Status Quo at the Virgin's Tomb
May 5, 2006 - Post No. 73
This morning Fr. Emmanuel knocks at my door a little after 8 a.m., and it is time to go for the Badarak (celebration of the Armenian Divine Liturgy) at the Tomb of the Blessed Virgin in the Valley of Jehoshaphat, at the foot of the Mount of Olives. (For more information on the Tomb, see my earlier post "Armenian Feast of the Annunciation.")
Yesterday, Fr. Emmanuel suggested that I accompany him today, and I am pleased to have this opportunity for what I expect will be a quiet and inspiring celebration at the Tomb of St. Mary the Virgin.
On our arrival at the tomb, I discover that things may not be as quiet as I imagined. It seems that the Copts will be celebrating the Divine Liturgy at the same time as the Armenian Badarak. This simultaneous celebration is quite deliberate, part of the formal arrangement known here as the status quo -- the long since negotiated settlement for the way things are done at the holy places in Jerusalem.
The status quo was formalised in 1852, and it is reflected in the triumvirate that governs the Holy Sepulchre. It is intended to keep the peace and protect the interests of the primary stake holders in the Christian community.
Under the status quo at the Virgin's Tomb, there can only be two scheduled blocks of time for the daily celebration of the Divine Liturgy, one for the Greeks and one for the Armenians. To add a third block to accommodate another tradition, the Copts for instance, would be considered a violation of the status quo.
Therefore, the only way the liturgies of the other orthodox traditions (Russians, Rumanians, Copts, Syrians ...) can take place at the Virgin's Tomb is by piggy backing, or the celebration of a liturgy simultaneously with one of the status quo stake holders. The Russians and Rumanians would join the Greeks for their celebrations of the liturgy; and the Copts and Syrians join the Armenians.
So it is that Wednesday and Friday mornings, every week, year round, the Copts celebrate the Divine Liturgy at the Tomb of Mary the Virgin, in the time slot reserved for the Armenian Badarak; and on Wednesday mornings, things get really interesting when the Syrians join in to make a trio of simultaneous celebrations, each with its own language, music, and liturgical gesture.
These celebrations take place in a single room with several altars. The space is not all that large really, and the blend of sights and sounds during this morning's simultaneous liturgies is "interesting" ... to say the least.
When we arrive at the Virgin's Tomb this morning, the Copts are robed and waiting at the altar reserved for their use.
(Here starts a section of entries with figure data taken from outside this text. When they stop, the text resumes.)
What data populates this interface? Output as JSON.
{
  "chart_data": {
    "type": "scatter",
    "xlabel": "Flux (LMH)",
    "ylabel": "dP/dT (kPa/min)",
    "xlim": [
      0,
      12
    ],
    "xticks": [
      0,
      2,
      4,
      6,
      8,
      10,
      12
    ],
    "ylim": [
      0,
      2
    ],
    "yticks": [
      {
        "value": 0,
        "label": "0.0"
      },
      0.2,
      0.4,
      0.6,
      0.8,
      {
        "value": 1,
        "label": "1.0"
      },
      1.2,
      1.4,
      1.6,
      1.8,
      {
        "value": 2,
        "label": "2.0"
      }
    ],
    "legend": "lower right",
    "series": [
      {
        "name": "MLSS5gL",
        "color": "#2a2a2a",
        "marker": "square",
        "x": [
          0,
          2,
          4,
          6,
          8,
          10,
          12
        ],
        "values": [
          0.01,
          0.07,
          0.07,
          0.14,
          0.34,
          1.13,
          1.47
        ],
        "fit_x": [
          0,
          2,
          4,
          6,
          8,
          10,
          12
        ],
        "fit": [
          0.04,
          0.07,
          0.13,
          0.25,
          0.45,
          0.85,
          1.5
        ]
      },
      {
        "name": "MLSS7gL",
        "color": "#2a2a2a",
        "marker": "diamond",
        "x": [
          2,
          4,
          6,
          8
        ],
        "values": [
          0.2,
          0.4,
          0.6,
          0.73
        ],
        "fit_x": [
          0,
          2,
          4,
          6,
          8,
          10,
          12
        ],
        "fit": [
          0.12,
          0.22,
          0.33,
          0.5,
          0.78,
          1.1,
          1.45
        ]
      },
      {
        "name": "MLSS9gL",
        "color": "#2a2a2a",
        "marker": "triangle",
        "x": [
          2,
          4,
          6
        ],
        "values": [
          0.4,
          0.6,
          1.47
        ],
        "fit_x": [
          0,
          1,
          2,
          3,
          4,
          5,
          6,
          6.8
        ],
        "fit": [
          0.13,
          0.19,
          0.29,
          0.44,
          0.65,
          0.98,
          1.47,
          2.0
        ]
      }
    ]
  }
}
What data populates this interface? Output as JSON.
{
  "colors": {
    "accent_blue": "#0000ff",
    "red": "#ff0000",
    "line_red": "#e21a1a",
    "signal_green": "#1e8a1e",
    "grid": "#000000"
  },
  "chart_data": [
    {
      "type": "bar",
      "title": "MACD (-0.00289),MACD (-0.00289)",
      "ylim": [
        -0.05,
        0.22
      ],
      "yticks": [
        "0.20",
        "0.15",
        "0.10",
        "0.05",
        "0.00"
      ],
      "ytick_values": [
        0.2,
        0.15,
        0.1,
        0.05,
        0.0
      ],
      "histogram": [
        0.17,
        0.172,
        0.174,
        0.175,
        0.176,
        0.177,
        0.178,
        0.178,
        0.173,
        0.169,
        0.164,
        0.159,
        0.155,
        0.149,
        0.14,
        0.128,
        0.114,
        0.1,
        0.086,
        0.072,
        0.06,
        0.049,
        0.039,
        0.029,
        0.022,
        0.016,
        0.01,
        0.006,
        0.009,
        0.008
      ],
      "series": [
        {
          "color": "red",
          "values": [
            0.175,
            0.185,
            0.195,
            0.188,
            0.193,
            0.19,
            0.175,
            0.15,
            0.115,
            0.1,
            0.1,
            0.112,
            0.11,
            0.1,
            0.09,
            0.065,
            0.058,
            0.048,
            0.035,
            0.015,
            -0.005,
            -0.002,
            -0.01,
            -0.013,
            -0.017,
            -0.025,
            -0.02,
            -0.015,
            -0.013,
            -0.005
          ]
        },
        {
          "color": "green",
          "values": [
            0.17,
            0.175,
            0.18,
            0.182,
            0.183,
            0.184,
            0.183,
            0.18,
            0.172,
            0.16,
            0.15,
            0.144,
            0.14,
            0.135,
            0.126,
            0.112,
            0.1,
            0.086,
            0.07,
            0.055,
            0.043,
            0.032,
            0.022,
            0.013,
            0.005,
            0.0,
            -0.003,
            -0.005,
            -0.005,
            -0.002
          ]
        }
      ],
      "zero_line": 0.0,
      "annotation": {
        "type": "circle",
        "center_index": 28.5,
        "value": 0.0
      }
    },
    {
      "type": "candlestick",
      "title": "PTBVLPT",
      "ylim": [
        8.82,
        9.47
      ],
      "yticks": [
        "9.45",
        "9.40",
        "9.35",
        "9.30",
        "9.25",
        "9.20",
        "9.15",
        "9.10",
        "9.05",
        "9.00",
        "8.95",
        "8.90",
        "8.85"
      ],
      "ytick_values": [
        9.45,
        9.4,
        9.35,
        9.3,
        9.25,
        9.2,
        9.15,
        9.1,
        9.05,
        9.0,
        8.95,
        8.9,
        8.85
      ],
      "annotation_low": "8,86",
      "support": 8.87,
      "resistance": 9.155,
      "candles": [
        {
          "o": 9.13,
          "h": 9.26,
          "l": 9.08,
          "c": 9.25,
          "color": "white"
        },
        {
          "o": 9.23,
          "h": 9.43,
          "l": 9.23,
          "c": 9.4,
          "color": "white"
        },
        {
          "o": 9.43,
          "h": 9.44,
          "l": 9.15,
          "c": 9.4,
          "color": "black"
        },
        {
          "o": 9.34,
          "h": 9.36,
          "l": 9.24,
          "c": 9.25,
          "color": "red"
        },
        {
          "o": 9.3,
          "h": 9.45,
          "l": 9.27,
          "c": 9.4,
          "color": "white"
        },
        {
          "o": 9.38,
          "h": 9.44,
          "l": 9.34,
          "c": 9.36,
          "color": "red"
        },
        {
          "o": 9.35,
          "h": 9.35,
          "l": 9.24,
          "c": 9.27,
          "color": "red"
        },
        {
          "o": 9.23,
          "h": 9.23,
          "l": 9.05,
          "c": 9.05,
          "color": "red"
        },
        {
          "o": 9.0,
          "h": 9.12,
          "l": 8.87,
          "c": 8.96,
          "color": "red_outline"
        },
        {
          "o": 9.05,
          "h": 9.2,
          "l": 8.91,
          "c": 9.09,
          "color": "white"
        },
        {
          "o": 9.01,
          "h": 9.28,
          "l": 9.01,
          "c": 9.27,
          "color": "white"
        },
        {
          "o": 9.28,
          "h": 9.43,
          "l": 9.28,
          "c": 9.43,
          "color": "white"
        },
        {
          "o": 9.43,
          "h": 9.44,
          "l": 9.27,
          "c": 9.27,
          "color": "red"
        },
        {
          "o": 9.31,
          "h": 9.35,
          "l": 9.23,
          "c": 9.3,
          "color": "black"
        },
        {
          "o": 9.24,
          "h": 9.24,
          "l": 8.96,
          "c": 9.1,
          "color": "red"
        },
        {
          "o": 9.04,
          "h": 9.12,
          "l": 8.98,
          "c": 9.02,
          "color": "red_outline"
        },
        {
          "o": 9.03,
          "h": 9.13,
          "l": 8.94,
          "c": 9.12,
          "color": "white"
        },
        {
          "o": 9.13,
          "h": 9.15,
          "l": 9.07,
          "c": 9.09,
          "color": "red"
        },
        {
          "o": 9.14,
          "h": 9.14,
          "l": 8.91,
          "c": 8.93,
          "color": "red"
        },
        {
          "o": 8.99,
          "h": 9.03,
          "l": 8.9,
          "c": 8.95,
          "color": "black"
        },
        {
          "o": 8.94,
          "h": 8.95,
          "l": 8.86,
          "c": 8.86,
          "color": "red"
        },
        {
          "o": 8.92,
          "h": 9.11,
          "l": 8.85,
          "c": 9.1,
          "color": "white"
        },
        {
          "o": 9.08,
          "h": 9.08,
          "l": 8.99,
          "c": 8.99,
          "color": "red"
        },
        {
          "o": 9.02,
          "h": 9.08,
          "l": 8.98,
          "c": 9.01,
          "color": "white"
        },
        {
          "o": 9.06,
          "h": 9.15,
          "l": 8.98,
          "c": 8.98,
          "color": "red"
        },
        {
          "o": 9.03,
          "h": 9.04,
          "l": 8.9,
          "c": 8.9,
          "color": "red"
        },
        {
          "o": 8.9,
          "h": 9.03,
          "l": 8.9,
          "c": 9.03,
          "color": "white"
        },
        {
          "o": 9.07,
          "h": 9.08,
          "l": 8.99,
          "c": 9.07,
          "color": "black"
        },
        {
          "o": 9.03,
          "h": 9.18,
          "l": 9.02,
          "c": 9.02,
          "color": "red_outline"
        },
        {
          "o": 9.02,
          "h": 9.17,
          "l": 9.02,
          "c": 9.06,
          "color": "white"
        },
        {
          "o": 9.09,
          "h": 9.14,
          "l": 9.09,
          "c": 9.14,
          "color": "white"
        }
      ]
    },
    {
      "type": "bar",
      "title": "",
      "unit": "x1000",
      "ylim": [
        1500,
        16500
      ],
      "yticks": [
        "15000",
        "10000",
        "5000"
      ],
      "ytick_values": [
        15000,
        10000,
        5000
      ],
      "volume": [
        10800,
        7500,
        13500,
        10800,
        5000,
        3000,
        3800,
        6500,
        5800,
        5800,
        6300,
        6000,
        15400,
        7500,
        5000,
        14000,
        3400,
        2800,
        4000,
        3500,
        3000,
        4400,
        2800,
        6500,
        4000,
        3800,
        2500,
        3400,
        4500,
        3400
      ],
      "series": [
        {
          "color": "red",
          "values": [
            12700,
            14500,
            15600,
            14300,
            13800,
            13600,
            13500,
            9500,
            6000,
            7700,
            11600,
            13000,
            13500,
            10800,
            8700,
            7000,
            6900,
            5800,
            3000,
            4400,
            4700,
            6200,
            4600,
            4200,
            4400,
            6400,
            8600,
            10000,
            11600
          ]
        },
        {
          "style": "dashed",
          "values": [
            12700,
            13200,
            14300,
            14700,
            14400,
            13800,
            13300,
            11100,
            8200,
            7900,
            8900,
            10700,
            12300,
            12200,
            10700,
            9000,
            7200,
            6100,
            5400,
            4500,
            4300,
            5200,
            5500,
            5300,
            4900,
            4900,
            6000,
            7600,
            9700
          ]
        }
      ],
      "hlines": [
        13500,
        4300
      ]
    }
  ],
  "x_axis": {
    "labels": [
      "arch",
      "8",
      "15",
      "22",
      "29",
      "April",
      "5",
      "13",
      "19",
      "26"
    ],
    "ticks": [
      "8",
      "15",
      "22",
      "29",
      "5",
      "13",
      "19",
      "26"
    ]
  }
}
To avoid evoking the ire of the Greek community -- and there are a couple Greek monks around keeping an eye on things -- the Copts must wait for the Armenian Badarak to formally begin before launching into their own liturgy. From then on, the two liturgies keep pace, using pretty much same framework, but the Coptic liturgy must conclude either at the same time or slightly before the final notes of the Armenian Badarak.
Click here for a video (26MB) from this morning's simultaneous celebration of the Divine Liturgy. It gives you an idea of the combined result. The movie was filmed during the censing, at the opening of the Armenian and Coptic liturgies -- note how the Armenian celebrant, Fr. Emmanuel pays a call on the Copts during his turn at censing.
As if the simultaneous celebrations didn't confuse things enough, several tourist groups come and go during the liturgies as well.
In the picture above, the Coptic celebration is going on behind the group of tourists, and the Armenian in front. The Copts and Armenians seem very relaxed about all of this, clearly leaving room for the come and go of pilgrims is also part of at least the informal status quo.
Sometimes this does get a bit strange, however. For instance the gentleman pictured below (centre right) decides to take a short cut straight across the Armenian sanctuary, right in the middle of the Badarak, to get to the door of small inner shrine (lower right corner), the actual site of the Virgin's Tomb, even though it is still being used for the Armenian liturgy.
Yet, despite the seeming confusion this morning, there is something remarkable about the Virgin's Tomb and the liturgies taking place here today. Fr. Emmanuel kindly invites me to join him in the inner shrine, to stand beside him at the altar erected over the stone slab where the body of Mary is believed to have been laid. Here, thanks in part to the muffling effect of the thick stone walls of the tiny shrine, all is calm, all is bright.
Following the Badarak, Fr. Emmanuel joins his Coptic counterpart for an exchange of Eucharistic breads left unused in the simultaneous liturgies this morning. The two are good friends, and this is not the first time they have celebrated the Divine Liturgy at either end of the Armenian chapel at the Tomb of the Virgin Mary, nor is it likely to be the last.